Marine Corps asks Northrop Grumman to build NGHTS electro-optical handheld laser target designation system

Feb. 18, 2022
NGHTS is a lightweight man-portable system that enables Marines to acquire targets quickly, and generate target location data during combat operations.

QUANTICO, Va. – Electro-optical targeting systems experts from the U.S. Marine Corps needed a portable system to help Marines acquire targets quickly on the battlefield. They found their solution from the Northrop Grumman Mission Systems segment in Apopka, Fla.

Officials of the Marine Corps Systems Command at Quantico Marine Base, Va., announced a $252 million eight-year contract to Northrop Grumman on Thursday for the Next Generation Targeting Handheld System (NGHTS).

NGHTS is a lightweight man-portable system that enables Marines to acquire targets quickly; perform guidance against targets; and generate target location data during combat operations. NGHTS will combine target location, laser spot imaging, and laser target designation.

The contract includes low-rate initial production, full-rate production, testing, spare parts, engineering services, logistics support, training, and documentation.

Related: Army kicks off 10-year program to build electro-optical target designation laser range finder

The Marines today use four legacy systems: the Portable Lightweight Designator Rangefinder, Joint Terminal Attack Controller, Laser Target Designator and Thermal Laser Spot Imager. The intent is for NGHTS to replace all four systems.

The NGHTS handheld targeting system will combine all of the legacy capabilities into one system that is compatible with current and future fire-support systems, and will support the Marine Corps for the next 15 to 20 years. NGHTS will reduce the weight of Marine Corps laser designation and laser spot imaging capability by 60 percent, experts say.

In December 2018 the Marine Corps awarded four other transaction authorities (OTAs) to BAE Systems, Elbit Systems of America, Fraser Optics, and Northrop Grumman for the first phase of the NGHTS program. The OTAs were to evaluate contractor ability to produce NGHTS, and gain insights into the best possible system.

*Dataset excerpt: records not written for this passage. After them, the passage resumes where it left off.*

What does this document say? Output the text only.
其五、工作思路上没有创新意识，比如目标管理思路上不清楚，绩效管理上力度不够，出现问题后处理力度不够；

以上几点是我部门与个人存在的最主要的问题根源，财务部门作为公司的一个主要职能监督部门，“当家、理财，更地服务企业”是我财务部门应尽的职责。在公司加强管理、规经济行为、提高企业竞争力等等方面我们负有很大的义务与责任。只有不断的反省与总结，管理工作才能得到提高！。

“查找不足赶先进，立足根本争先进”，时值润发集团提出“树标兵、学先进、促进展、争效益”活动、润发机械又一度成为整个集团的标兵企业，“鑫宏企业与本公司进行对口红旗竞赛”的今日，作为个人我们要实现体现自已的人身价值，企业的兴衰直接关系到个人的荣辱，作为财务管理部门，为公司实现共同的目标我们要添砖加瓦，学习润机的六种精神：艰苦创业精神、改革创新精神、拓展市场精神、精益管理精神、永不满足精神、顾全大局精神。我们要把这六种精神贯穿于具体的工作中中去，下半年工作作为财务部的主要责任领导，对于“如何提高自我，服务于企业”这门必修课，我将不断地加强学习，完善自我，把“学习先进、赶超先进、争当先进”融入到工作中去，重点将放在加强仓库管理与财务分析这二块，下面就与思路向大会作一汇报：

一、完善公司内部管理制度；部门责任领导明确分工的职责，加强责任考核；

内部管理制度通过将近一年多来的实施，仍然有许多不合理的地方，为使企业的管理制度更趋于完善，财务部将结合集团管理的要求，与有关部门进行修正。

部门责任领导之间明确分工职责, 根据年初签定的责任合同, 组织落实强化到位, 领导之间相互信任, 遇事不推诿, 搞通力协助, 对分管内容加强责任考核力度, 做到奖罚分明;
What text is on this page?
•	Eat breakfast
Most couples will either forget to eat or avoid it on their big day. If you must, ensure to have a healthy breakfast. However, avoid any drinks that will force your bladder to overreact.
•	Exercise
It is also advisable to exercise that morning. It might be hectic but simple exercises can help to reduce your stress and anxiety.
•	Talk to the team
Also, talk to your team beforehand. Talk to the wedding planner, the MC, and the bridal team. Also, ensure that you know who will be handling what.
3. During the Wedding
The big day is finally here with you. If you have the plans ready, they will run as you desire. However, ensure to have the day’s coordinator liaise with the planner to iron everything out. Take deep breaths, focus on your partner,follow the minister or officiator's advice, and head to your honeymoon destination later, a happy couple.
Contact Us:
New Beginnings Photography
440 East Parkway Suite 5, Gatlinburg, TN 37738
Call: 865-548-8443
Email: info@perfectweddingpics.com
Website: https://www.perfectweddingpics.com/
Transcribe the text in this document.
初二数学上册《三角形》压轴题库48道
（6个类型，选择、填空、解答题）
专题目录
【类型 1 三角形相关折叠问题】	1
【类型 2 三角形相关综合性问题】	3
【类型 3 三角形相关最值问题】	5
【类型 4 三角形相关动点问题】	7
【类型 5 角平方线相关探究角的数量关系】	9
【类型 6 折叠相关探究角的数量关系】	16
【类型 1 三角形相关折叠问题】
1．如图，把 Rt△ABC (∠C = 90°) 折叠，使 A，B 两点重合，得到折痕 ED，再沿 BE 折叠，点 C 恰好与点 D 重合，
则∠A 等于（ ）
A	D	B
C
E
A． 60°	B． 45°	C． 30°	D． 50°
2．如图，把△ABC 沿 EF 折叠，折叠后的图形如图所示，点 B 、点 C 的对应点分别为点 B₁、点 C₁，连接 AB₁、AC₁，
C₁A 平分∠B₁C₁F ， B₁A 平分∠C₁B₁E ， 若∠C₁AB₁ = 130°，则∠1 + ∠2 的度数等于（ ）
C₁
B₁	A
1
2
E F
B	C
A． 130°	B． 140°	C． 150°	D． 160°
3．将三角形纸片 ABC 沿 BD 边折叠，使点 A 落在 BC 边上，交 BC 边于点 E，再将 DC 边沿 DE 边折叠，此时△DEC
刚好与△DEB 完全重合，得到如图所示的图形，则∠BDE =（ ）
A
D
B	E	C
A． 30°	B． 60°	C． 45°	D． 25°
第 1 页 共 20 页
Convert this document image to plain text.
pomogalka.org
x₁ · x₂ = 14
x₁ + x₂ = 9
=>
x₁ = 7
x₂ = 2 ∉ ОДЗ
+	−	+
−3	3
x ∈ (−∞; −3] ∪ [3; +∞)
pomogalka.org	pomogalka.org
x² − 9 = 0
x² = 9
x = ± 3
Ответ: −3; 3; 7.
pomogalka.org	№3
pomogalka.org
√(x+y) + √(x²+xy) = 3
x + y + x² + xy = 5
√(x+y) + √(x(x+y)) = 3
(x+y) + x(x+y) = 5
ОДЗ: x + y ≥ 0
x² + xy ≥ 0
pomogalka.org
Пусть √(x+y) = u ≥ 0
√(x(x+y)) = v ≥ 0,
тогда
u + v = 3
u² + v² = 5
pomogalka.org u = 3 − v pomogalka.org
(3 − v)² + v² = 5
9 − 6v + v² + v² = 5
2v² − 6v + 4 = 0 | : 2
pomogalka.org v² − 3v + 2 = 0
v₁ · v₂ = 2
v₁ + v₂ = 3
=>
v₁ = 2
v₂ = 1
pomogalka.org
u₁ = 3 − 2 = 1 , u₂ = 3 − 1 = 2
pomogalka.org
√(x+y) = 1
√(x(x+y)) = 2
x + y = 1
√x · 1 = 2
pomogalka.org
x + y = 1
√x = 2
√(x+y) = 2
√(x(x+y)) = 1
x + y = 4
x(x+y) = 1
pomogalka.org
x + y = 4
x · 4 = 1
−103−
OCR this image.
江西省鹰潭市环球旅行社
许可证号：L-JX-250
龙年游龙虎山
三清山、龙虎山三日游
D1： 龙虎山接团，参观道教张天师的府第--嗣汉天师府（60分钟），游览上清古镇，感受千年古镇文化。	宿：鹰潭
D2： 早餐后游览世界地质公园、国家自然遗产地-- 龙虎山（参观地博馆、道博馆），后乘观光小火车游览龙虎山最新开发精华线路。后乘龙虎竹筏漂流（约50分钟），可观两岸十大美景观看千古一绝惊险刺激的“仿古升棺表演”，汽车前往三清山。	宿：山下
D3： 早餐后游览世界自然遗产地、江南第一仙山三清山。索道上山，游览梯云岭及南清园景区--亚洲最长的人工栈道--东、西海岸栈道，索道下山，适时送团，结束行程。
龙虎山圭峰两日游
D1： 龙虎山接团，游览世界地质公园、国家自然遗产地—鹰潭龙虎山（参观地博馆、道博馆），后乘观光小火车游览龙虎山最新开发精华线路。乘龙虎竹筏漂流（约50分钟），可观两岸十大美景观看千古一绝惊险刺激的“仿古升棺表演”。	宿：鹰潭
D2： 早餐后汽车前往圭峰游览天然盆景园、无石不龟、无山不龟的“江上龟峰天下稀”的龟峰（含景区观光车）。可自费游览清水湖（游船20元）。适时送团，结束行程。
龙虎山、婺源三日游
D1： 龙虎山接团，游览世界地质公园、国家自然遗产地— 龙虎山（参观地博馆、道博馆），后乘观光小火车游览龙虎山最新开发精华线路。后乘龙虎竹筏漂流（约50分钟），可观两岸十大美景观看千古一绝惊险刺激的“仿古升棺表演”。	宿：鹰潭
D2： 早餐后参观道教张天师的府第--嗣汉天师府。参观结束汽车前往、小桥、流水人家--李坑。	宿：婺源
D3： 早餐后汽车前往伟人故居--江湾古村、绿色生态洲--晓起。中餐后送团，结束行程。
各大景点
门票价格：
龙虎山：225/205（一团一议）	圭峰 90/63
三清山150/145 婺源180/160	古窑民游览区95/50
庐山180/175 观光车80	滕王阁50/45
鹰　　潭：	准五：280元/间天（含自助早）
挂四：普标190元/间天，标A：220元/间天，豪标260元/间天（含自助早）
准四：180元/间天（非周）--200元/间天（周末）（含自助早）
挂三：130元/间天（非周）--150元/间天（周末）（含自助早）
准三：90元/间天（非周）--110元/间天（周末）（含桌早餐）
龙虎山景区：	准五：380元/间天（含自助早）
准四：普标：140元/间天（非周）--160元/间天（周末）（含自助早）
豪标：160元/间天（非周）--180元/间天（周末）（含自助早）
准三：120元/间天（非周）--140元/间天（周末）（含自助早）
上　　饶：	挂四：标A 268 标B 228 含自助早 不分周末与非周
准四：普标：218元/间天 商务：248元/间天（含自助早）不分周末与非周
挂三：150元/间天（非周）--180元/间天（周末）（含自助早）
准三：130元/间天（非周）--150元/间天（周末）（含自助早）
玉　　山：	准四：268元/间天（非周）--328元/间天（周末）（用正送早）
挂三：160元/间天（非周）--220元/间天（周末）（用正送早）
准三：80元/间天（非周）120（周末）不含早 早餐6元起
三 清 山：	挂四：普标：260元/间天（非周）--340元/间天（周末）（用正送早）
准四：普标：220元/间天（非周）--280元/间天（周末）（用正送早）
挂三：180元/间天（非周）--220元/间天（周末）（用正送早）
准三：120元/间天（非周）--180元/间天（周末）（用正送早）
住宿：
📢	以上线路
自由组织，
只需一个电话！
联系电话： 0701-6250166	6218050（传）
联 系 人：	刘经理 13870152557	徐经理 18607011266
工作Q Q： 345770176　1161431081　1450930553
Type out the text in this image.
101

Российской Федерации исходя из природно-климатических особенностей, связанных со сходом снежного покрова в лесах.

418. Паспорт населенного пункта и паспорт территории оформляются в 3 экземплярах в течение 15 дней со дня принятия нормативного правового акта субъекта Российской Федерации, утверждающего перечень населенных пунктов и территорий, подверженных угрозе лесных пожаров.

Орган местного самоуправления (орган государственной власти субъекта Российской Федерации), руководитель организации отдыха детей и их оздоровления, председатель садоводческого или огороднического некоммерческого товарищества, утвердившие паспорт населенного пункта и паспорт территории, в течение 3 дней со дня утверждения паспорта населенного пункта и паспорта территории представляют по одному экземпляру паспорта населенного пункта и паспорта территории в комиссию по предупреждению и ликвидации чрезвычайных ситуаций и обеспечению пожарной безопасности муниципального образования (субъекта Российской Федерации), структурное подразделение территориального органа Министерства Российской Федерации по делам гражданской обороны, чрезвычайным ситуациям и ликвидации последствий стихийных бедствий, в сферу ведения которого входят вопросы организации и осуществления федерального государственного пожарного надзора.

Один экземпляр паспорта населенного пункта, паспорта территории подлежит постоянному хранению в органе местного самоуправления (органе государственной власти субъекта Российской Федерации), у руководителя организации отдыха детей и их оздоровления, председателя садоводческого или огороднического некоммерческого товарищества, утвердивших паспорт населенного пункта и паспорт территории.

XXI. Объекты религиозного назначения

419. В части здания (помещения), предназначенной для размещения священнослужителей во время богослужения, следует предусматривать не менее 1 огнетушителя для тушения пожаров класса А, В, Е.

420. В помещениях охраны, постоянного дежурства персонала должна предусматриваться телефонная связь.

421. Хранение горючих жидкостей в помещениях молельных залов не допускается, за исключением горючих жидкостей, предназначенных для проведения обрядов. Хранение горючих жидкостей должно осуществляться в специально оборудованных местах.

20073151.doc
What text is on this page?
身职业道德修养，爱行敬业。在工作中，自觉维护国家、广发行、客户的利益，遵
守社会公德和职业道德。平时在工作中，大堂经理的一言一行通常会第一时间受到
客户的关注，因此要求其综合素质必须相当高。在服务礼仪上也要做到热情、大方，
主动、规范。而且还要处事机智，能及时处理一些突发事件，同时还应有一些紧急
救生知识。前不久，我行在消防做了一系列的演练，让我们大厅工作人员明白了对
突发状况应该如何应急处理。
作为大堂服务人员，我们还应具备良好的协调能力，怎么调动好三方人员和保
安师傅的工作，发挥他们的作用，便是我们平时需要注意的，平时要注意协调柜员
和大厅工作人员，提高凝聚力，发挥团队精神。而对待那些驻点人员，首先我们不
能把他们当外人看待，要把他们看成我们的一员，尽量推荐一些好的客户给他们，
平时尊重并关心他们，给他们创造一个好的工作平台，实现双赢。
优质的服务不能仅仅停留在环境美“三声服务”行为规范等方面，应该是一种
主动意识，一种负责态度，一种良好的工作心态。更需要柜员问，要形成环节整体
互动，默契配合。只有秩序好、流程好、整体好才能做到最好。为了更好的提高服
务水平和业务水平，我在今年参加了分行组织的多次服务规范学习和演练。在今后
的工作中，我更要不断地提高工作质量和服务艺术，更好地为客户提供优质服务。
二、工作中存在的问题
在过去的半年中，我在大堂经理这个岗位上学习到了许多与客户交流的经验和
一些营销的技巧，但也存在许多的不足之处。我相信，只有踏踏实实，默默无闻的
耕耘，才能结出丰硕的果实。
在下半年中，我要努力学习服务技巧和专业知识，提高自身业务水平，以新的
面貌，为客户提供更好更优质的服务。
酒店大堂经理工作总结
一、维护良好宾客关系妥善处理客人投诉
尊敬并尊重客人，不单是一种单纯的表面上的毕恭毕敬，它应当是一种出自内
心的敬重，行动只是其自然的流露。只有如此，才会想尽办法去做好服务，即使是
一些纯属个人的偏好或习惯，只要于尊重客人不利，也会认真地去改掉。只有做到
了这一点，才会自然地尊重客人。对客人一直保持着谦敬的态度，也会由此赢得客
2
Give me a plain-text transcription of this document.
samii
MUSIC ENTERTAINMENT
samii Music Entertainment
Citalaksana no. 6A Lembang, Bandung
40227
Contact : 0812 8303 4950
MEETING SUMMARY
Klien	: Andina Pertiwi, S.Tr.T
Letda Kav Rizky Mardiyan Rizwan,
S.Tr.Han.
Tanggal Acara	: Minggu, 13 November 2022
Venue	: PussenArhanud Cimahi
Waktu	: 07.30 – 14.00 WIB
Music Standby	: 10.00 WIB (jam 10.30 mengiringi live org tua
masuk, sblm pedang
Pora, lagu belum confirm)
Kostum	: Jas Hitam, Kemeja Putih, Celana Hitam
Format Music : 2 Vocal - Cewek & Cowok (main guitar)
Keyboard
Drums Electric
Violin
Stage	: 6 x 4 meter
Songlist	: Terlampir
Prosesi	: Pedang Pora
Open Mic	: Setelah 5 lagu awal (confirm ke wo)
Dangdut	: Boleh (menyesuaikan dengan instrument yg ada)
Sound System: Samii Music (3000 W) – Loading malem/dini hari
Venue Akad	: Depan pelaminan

Related: The U.S. Army chooses DRS to build the LLDR 3 electro-optical target designation and laser range finder

In early 2015 The Marine Corps awarded a $73.4 million contract to Elbit Systems of America in Merrimack, N.H., to build as many as 1,500 Common Laser Range Finder-Integrated Capability (CLRF-IC) handheld tactical laser rangefinders, which are small enough for individual Marine infantrymen to carry.

The handheld CLRF-IC handheld laser rangefinder systems are to help deployed Marines detect, identify, and pinpoint targets during the day, at night, and in bad weather.